La question pour les investisseurs, cependant, est de savoir si oui ou non les entreprises écologistes et les retardataires en matière de changement climatique seront encouragés par les lacunes de Glasgow.
Aucun engagement de la Chine et de l’Inde à réduire leurs émissions de gaz à effet de serre
Ce que l’on pourrait appeler le cas de la « mauvaise COP » est simple. Les humains doivent réduire de moitié leurs émissions annuelles de gaz à effet de serre d’ici à 2030 pour que la planète reste dans les limites d’un « budget carbone » d’environ 500 milliards de tonnes et que le réchauffement climatique soit limité à 1,5 degré Celsius au-dessus des niveaux préindustriels. On aurait pu s’attendre à ce que les plus gros émetteurs, dont les plans à court terme ne sont pas clairs, comme la Chine et l’Inde, qui représentent ensemble un tiers des émissions mondiales de gaz à effet de serre, expliquent au moins comment ils y parviendront.

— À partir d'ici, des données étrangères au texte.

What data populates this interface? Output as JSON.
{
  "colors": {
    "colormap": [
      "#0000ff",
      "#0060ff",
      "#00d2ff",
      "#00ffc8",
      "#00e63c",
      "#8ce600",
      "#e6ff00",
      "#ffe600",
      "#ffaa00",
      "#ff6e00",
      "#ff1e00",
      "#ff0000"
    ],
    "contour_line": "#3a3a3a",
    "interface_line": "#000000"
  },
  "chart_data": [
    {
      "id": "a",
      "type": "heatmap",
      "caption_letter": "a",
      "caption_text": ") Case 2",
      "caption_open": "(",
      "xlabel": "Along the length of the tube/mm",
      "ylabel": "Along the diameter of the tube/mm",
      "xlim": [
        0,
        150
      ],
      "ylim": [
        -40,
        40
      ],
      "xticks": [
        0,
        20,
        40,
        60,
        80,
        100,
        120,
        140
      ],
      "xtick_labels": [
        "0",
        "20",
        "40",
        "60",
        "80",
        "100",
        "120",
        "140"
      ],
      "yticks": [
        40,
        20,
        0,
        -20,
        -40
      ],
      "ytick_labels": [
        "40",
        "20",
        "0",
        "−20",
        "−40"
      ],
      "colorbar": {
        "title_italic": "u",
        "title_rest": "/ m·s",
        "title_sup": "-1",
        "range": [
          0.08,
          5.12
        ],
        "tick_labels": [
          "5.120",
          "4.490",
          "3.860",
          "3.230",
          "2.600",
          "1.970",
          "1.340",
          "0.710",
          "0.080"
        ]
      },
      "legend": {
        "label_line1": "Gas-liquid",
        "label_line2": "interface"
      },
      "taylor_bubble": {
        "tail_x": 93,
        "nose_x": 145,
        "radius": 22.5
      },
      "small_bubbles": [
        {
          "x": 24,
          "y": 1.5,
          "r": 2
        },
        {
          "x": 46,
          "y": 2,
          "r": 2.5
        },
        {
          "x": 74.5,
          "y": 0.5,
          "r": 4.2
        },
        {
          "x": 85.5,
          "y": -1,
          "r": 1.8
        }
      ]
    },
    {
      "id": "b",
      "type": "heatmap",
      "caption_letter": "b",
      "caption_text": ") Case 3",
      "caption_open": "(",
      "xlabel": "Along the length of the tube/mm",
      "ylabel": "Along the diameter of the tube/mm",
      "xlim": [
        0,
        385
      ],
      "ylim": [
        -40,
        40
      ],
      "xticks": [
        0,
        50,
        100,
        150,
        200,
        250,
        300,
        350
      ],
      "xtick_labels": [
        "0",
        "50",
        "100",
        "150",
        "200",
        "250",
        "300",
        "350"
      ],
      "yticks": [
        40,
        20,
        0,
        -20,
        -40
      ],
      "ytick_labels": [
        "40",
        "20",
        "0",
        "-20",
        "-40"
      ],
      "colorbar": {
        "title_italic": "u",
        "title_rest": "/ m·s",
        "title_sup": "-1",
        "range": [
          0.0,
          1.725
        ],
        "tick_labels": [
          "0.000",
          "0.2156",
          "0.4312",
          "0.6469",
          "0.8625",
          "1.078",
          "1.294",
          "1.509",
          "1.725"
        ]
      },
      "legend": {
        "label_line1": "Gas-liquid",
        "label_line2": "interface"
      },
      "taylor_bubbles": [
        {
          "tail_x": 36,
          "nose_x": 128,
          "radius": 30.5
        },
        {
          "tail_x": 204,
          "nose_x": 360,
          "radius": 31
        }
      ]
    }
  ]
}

Cela n’a pas été le cas. L’Inde a bien déclaré que ses émissions seraient réduites à zéro d’ici 2070, mais ni elle ni la Chine n’ont donné de nouveaux objectifs de réduction absolue pour 2030. Le mantra du président de la COP26, Alok Sharma, a été de « maintenir 1,5 degré en vie ». Mais après l’édulcoration de dernière minute du texte par l’Inde samedi, Alok Sharma a été ému aux larmes et a déclaré que le pouls de l’objectif était faible. Même avec les nouveaux engagements pris lors de la conférence, le Climate Action Tracker prévient que les objectifs de réduction des émissions des nations pour 2030 impliquent un réchauffement de 2,4 degrés Celsius d’ici 2100.
Pas assez d’argent investi dans les pays émergents
Une évaluation étroite accuserait l’Inde et la Chine de manquer d’ambition. Une évaluation plus large dirait que la plupart des économies en développement considèrent le changement climatique comme un problème causé à l’origine par les émissions de carbone rejetées par les nations riches déjà industrialisées. Ils souhaitent que l’Occident accorde une aide financière aux économies émergentes pour leur permettre de décarboniser leurs systèmes énergétiques et de s’adapter à un changement climatique dont les dommages sont déjà apparents. Ils voulaient également une compensation pour les ravages qui se produisent déjà. Le Pacte climatique de Glasgow échoue largement à relever ce défi.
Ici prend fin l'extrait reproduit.